Suppose I have a completed game. I don't have Elo ratings of the players. My purpose is to evaluate a player's performance in the game based solely on his moves. Can this can be done automatically using a chess program?
The result can be his approximate Elo rating, or just some value indicating his strength or error rate.
If it helps, a database of the player's games can be given. Again, with no Elo ratings.
My motivation is simple. I play chess over the internet and would like to automatically track my progress, based on the games themselves, not on the rating on the sites. I'm a (upper)-beginner level.
A simple solution is to annotate the game using any computer engine and track number of ?!, ? and ?? marks.

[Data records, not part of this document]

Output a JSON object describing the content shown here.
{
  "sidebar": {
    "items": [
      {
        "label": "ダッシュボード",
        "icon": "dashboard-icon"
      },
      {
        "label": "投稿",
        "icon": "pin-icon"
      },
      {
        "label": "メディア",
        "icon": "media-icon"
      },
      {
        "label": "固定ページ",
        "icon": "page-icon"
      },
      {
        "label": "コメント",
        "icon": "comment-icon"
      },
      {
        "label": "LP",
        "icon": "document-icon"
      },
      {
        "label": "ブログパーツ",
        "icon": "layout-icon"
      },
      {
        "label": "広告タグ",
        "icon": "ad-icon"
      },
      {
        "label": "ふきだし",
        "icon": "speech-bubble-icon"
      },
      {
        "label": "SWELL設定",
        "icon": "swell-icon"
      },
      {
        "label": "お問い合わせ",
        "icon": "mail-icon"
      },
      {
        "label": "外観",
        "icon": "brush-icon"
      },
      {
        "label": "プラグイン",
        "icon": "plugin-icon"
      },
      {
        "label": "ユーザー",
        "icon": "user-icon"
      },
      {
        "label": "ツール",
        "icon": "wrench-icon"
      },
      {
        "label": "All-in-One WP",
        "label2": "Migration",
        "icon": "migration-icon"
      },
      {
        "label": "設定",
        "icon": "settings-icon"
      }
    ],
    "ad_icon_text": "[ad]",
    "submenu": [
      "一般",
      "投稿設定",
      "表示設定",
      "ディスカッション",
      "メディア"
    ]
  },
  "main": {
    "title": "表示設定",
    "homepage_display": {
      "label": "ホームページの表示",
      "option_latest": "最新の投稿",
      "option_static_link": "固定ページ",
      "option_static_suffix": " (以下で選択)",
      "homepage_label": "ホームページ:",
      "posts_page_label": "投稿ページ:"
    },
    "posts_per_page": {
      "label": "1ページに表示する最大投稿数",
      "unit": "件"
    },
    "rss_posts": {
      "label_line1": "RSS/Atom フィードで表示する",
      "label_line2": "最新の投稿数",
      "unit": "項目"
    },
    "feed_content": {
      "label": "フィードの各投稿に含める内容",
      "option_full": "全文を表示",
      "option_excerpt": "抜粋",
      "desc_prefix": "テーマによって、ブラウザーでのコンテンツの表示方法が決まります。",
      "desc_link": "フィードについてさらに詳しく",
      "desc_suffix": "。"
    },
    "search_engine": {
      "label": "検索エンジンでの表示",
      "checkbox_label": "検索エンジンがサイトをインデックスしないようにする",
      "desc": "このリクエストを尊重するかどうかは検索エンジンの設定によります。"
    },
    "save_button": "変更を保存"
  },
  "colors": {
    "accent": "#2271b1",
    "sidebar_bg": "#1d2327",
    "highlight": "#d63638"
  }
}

However, it's not very accurate, and I'd like to get more ideas :)
The Site ratings at slow time controls can be quite reliable for servers where strong players congregate (ICC, FICS to name a few) as the ratings VERY closely reflect your true playing strength if you've played enough games. For very standardized rating systems such as USCF and FIDE/ELO, you will notice that the different rating classes tend to point to the types of mistakes those players are still making. NM Dan Heisman's Improving Chess Thinker does an excellent job discussing the types of errors players make across the rating classes.
Have you tried the many self-test books out there? Igor Khmelnitsky's Chess Rating Exam and Danny Kopec's Test, Evaluate and Improve your chess are excellent books that allow you to track your progress by seeing how you perform against graded test positions.
Your compare-my-moves-with-an-engine approach is another way to do this but once again, the ??/? moves are really only indicating tactical errors, not strategic or positional or even behavioral or time-management mistakes you might be making.
That's why playing slow time-control OTB/online games against equal-to-stronger opposition and getting them reviewed + critiqued by stronger players is an efficient way to improve. Your mistakes in every category (tactics, knowledge, thought process, time management etc.) get highlighted and you can simply measure progress in terms of the mistakes you've stopped making.
Though one fun variant you can try with an engine at home: Why not extend your engine-evaluation method to visually observe a player's quality/performance via evaluation graphs? In other words, take engine evaluation scores per move and plot them (some free software like SCID does this for you) over the moves.
For example: Two rank beginners would have a game that looks like:
Notice how jagged these are. Both sides make many terrible mistakes (slopes of the spikes!) and also how often they fail to exploit the other person's terrible mistakes.
The spikes are always fun to look at :
Two intermediate (USCF 1400-1600) players might have games that look like:
It does look jagged, but notice how the y-axis (engine evaluation) is way smaller ... indicating that these players are more seasoned and play higher quality chess than the novices.
For a final comparison, a 1911 Grandmaster game would look like this:
No comments necessary here :) These guys really don't make many mistakes, do they?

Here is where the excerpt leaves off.